The problem about secrets is that they want to get out. They are creations of the sin, and their confession only brings them life and gives them substance – no matter how dark and horrific they truly were.
Rabbit wasn’t the type to seek absolution, and yet the attractive man across the table was different, more sympathetic, and he could see that much in those pale blue eyes staring back at him. We all think we’re hiding our secrets, but in reality our secrets are hiding us.
This is the story of two very different men, and how they deal with their desire and sexual attraction against the backdrop of senseless mayhem and murder. Whatever made each one tick became their individual abnormality, and always with the question lingering in the air between them like stagnated smoke…was it reasonable to care for someone as badly broken as Cole Holder? And how might it end right, when it’d been so damned wrong from the very beginning?
Unfortunately, I could not finish this book. I made it the 39% mark according to my ereader before I threw in the towel. Right off the bat, I noticed a few typos and poor comma usage. Generally, these are minor irritations. However, the first-person narration really suffered in terms of coherence because the narrator seems prone to word salad-type narration.
A major hurdle for me was the near constant tense flipping. Tense isn’t usually a huge make-or-break element in story telling; however, it took me nine chapters to eventually figure out the narrator is currently incarcerated (i.e. in the “present”) and recounting events prior to (and leading up to) his incarceration (i.e. in the “past”). It just took me so long to realize this because on page, there are multiple tense switches in single chapters, single paragraphs, single sentences. At first, I didn’t even realize I was supposed to be reading something like it was a flashback.
The first nine chapters were narrated by a character named Cole Holder, alias Rabbit. The next few chapters (at least until I gave up) were narrated by someone whose name I never learned, but apparently has psychology credentials and has reason to interview Holder. Based on the official blurb, these two hit it off. It’s clear enough on page that the psychologist character does feel for Holder, though I didn’t make it far enough to understand why. The shift in narration was a huge problem for me mainly because I has absolutely zero idea there even had been a change. When chapter ten starts with a line akin to “His name was Cole Holder,” I thought it was the serial killer introducing us to yet another mark of his. In point of fact, this was apparently supposed to mark the introduction of the psychologist character. To be clear, there was zero mention of the serial killer’s name or pseudonyms during any of the chapters the serial killer was the narrator.
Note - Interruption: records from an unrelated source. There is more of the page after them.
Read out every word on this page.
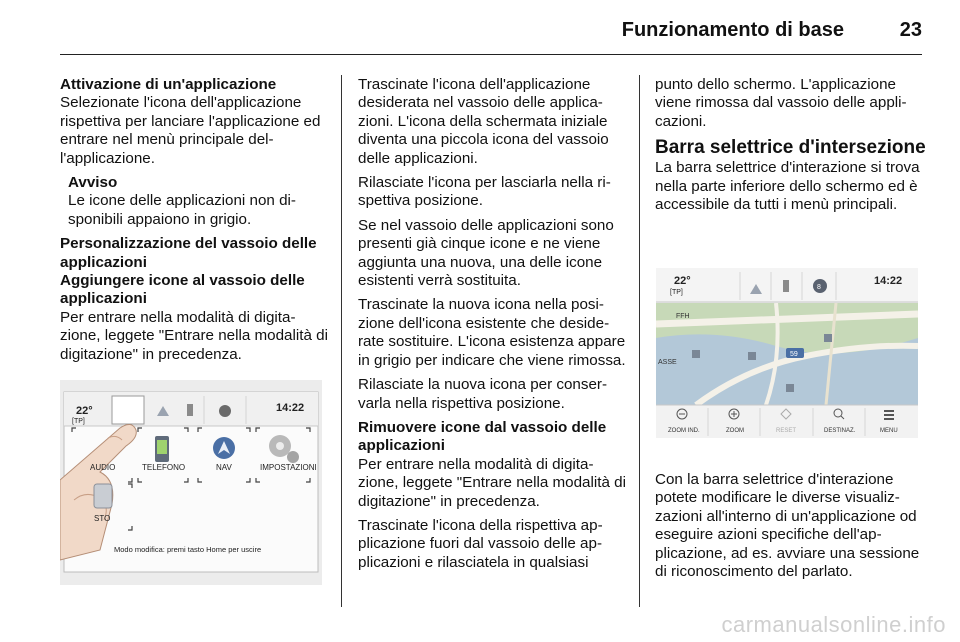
Funzionamento di base	23
Attivazione di un'applicazione

Selezionate l'icona dell'applicazione rispettiva per lanciare l'applicazione ed entrare nel menù principale dell'applicazione.

Avviso
Le icone delle applicazioni non disponibili appaiono in grigio.
Personalizzazione del vassoio delle applicazioni
Aggiungere icone al vassoio delle applicazioni

Per entrare nella modalità di digitazione, leggete "Entrare nella modalità di digitazione" in precedenza.

22°
[TP]
14:22
AUDIO	TELEFONO	NAV	IMPOSTAZIONI
STO
Modo modifica: premi tasto Home per uscire

Trascinate l'icona dell'applicazione desiderata nel vassoio delle applicazioni. L'icona della schermata iniziale diventa una piccola icona del vassoio delle applicazioni.

Rilasciate l'icona per lasciarla nella rispettiva posizione.

Se nel vassoio delle applicazioni sono presenti già cinque icone e ne viene aggiunta una nuova, una delle icone esistenti verrà sostituita.

Trascinate la nuova icona nella posizione dell'icona esistente che desiderate sostituire. L'icona esistenza appare in grigio per indicare che viene rimossa.

Rilasciate la nuova icona per conservarla nella rispettiva posizione.

Rimuovere icone dal vassoio delle applicazioni

Per entrare nella modalità di digitazione, leggete "Entrare nella modalità di digitazione" in precedenza.

Trascinate l'icona della rispettiva applicazione fuori dal vassoio delle applicazioni e rilasciatela in qualsiasi

punto dello schermo. L'applicazione viene rimossa dal vassoio delle applicazioni.

Barra selettrice d'intersezione

La barra selettrice d'interazione si trova nella parte inferiore dello schermo ed è accessibile da tutti i menù principali.

8
22°
[TP]
14:22
59
FFH
ASSE
ZOOM IND.	ZOOM	RESET	DESTINAZ.	MENU

Con la barra selettrice d'interazione potete modificare le diverse visualizzazioni all'interno di un'applicazione od eseguire azioni specifiche dell'applicazione, ad es. avviare una sessione di riconoscimento del parlato.

carmanualsonline.info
This switch also could not have been marked by a change in tense because tense was so poorly utilized in the preceding nine chapters, it was not a reliable indicator of any change to me as a reader.
Insofar as the first chunk of the book is meant to be something like an autobiography, I can (in retrospect) understand why the writing was so poor if Clark was hoping to capture Holder’s voice. Perhaps it was intentional that Holder’s narration is riddled with grammar and punctuation mistakes and purple prose. That said, there were a lot of usage errors that just left me wondering what exactly the narrator was trying to convey. A brief sampling (emphasis mine):
I am happy to confess it was a lesson, although hard-earned, was educated over time.
You might have noticed the edges of ink from a tattoo brandishing a particular area above the bone. (Misuse of the verb “to brandish”)
We are all victims of countless bully’s… (plural mistake)
But long before I could fall into that cataclysm and remembered what it had to be like to take the gunslinger’s life. (I believe “cataclysm” is supposed to be “chasm” but beyond that, the sentence as a whole does not make sense, it reads like two dependent clauses without any subject to latch on to).
Incidentally, all of these examples are from the first chapter. There are copious amounts of punctuation errors as well. Wonky comma usage is not usually a huge issue for me, but with so much word salad coming from our narrator, extraneous and absent commas did not improve readability. I also found myself annoyed at consistent mispunctuation of…a lot of things. One of the most glaring was the treatment of embedded questions.
When did bars begin to need patios I asked myself?
“So how long we gonna hang out before we leave together to screw”, I asked sheepishly? (Yes, the comma is outside the end-quote and the question mark appears after the part where the speech is attributed to the narrator.)
Again, I suppose some of this may be intended to convey a certain image about the narrator, but some of these same mistakes are repeated when the psychologist narrator takes over. The straw that broke my back was a scene where the psychologist is going over his copious notes from his meeting(s?) with Holder. The on-page presentation is such that it was impossible for me to understand whether the psychologist was merely re-reading his notes or remembering a dialogue or posing rhetorical questions to himself or what.
There seems to be a lot of potential here and I was attracted to the impossible situation of one character being incarcerated and the other being free. Unlike a previous book I reviewed with a similar set up (The Psychopath), the incarcerated character in Wretched Little Lives goes to great pains to detail exactly how much of a killer he is. I didn’t get far enough to appreciate how or why the psychologist might find something to sympathize with, but even in the two chapters I read from his POV, it was clear he found something compelling about Holder. Personally, I could not follow the story easily given the writing style, but if my difficulties as noted above don’t seem like issues for you and this type of setup is appealing, you may still enjoy this story.